Which of course brings us back to my objections to my former classmate.  If he's happy, and she's happy, then who am I - a person who doesn't really know either of them - to roll my eyes?  Even in the semi-privacy of my own blog?  Their relationship cannot possibly be any more doomed or self-destructive than mine.  And anyway, why should it bother me even a little bit that a person whom until now I never thought of has found happiness with a person whom I have still never met?

The obvious answer is the one I already alluded to, that men like him should be marrying women like me, but that begs that question, because how do I know this wife of his isn't actually an awful lot like me?  Which brings us to our answer: I know she is nothing like me because if a man - no matter how intelligent and interesting and geeky - appeared from a foreign country and wanted to take me away from my life and my career and marry me, I wouldn't go.  If a man appeared from next door and wanted to take me away from my studio apartment and marry me, I still probably wouldn't go.  Nobody marries women like me, because women like me do not get married.  Instead, we date the most inappropriate men we can find - men who can't deal with commitment, or with women, or with their own laundry - and when we accidentally, despite all our best efforts, find someone who might have a shred of potential, we start conversations about whether maybe we should break up because otherwise it might or might not turn into something.  

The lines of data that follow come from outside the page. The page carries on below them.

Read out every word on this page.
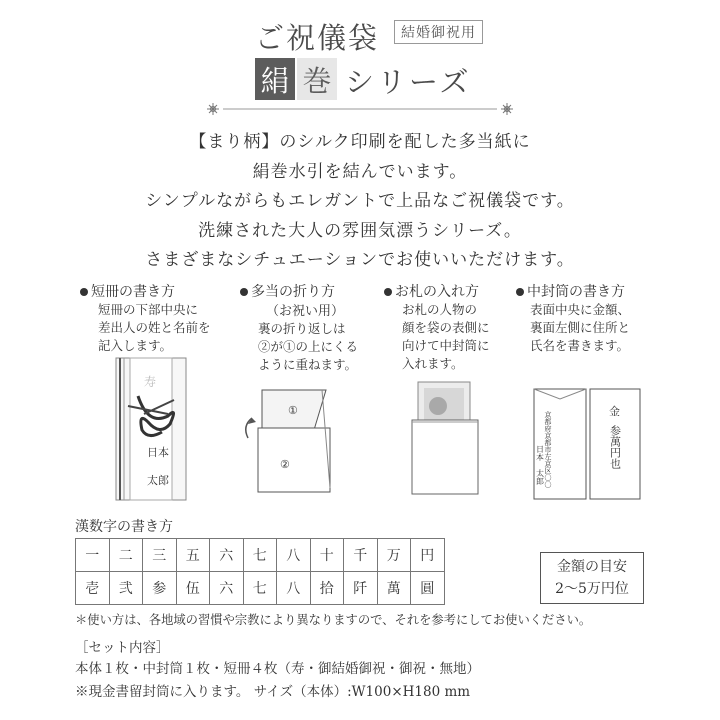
ご祝儀袋	結婚御祝用
絹 巻 シリーズ
【まり柄】のシルク印刷を配した多当紙に
絹巻水引を結んでいます。
シンプルながらもエレガントで上品なご祝儀袋です。
洗練された大人の雰囲気漂うシリーズ。
さまざまなシチュエーションでお使いいただけます。
短冊の書き方
短冊の下部中央に
差出人の姓と名前を
記入します。
寿
日本
太郎
多当の折り方
（お祝い用）
裏の折り返しは
②が①の上にくる
ように重ねます。
①
②
お札の入れ方
お札の人物の
顔を袋の表側に
向けて中封筒に
入れます。
中封筒の書き方
表面中央に金額、
裏面左側に住所と
氏名を書きます。
京都府京都市左京区〇〇
日本　太郎
金
参萬円也
漢数字の書き方
一	二	三	五	六	七	八	十	千	万	円
壱	弐	参	伍	六	七	八	拾	阡	萬	圓
金額の目安
2〜5万円位
＊使い方は、各地域の習慣や宗教により異なりますので、それを参考にしてお使いください。
［セット内容］
本体１枚・中封筒１枚・短冊４枚（寿・御結婚御祝・御祝・無地）
※現金書留封筒に入ります。 サイズ（本体）:W100×H180 mm
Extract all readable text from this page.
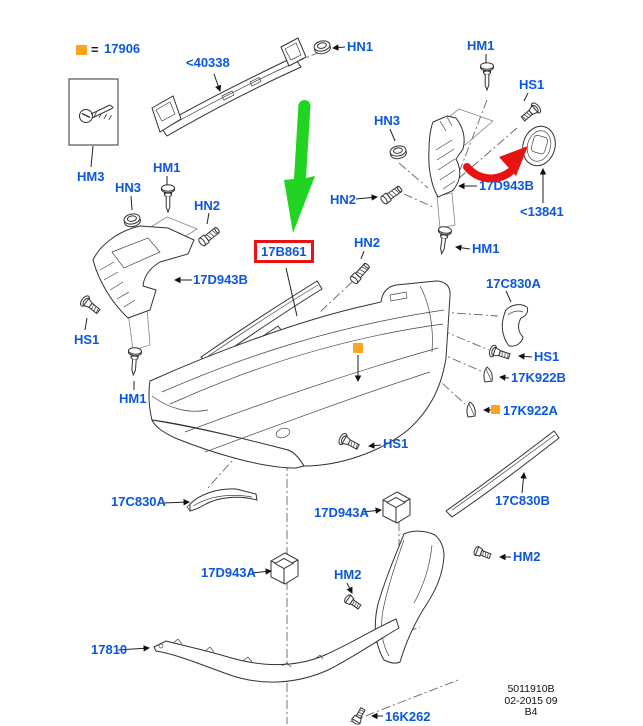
= 17906
17B861
<40338
HN1	HM1
HS1
HN3
HM3
HM1
HN3
HN2	HN2
17D943B
<13841
HM1
HN2
17D943B	17C830A
HS1
HS1
17K922B
HM1
17K922A
HS1
17C830A
17D943A
17C830B
HM2
17D943A	HM2
17810
16K262
5011910B
02-2015 09
B4
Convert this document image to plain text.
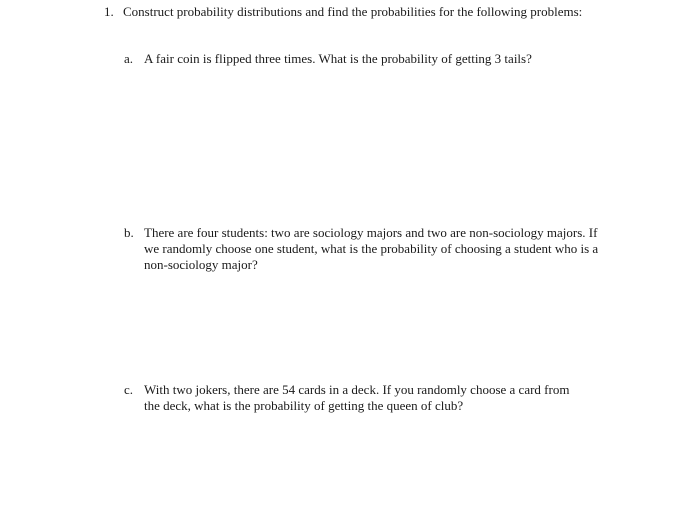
1. Construct probability distributions and find the probabilities for the following problems:
a. A fair coin is flipped three times. What is the probability of getting 3 tails?
b. There are four students: two are sociology majors and two are non-sociology majors. If we randomly choose one student, what is the probability of choosing a student who is a non-sociology major?
c. With two jokers, there are 54 cards in a deck. If you randomly choose a card from the deck, what is the probability of getting the queen of club?
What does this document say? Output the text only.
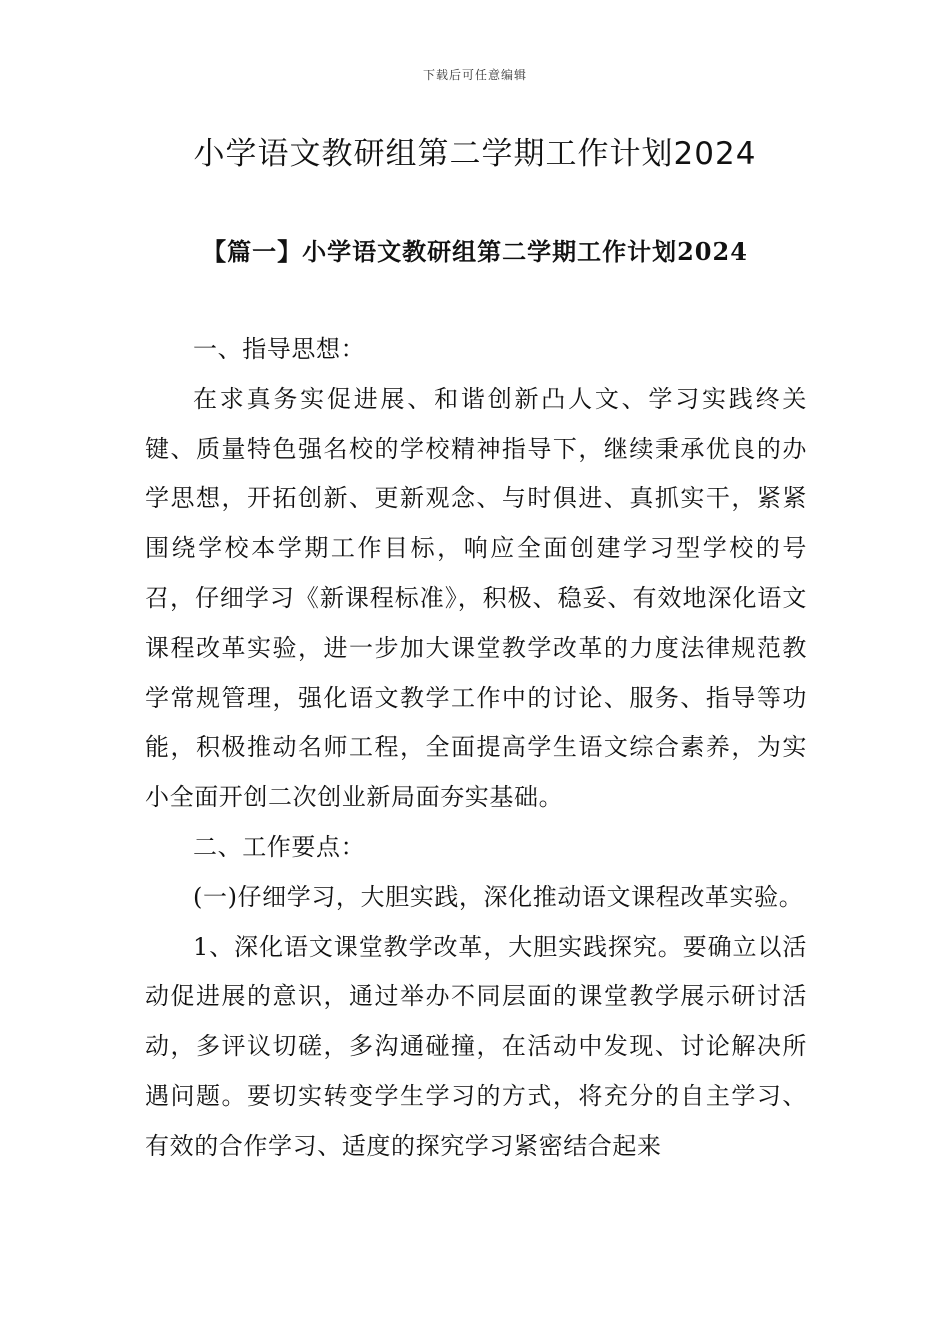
下载后可任意编辑
小学语文教研组第二学期工作计划2024
【篇一】小学语文教研组第二学期工作计划2024

一、指导思想：

在求真务实促进展、和谐创新凸人文、学习实践终关键、质量特色强名校的学校精神指导下，继续秉承优良的办学思想，开拓创新、更新观念、与时俱进、真抓实干，紧紧围绕学校本学期工作目标，响应全面创建学习型学校的号召，仔细学习《新课程标准》，积极、稳妥、有效地深化语文课程改革实验，进一步加大课堂教学改革的力度法律规范教学常规管理，强化语文教学工作中的讨论、服务、指导等功能，积极推动名师工程，全面提高学生语文综合素养，为实小全面开创二次创业新局面夯实基础。

二、工作要点：

(一)仔细学习，大胆实践，深化推动语文课程改革实验。

1、深化语文课堂教学改革，大胆实践探究。要确立以活动促进展的意识，通过举办不同层面的课堂教学展示研讨活动，多评议切磋，多沟通碰撞，在活动中发现、讨论解决所遇问题。要切实转变学生学习的方式，将充分的自主学习、有效的合作学习、适度的探究学习紧密结合起来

And so the moral of the story is what is rapidly becoming the obvious answer to what is rapidly becoming everyone's favorite annoying question to me: Why am I single?  I'm single because that's who I am, and I'm not interested in being the person I would be in order to attain, maintain, or retain a relationship.  Anyone who doesn't feel that way is, male or female, is fundamentally dissimilar to me, and I suppose there friendships that are simply not going to be able to span that gap.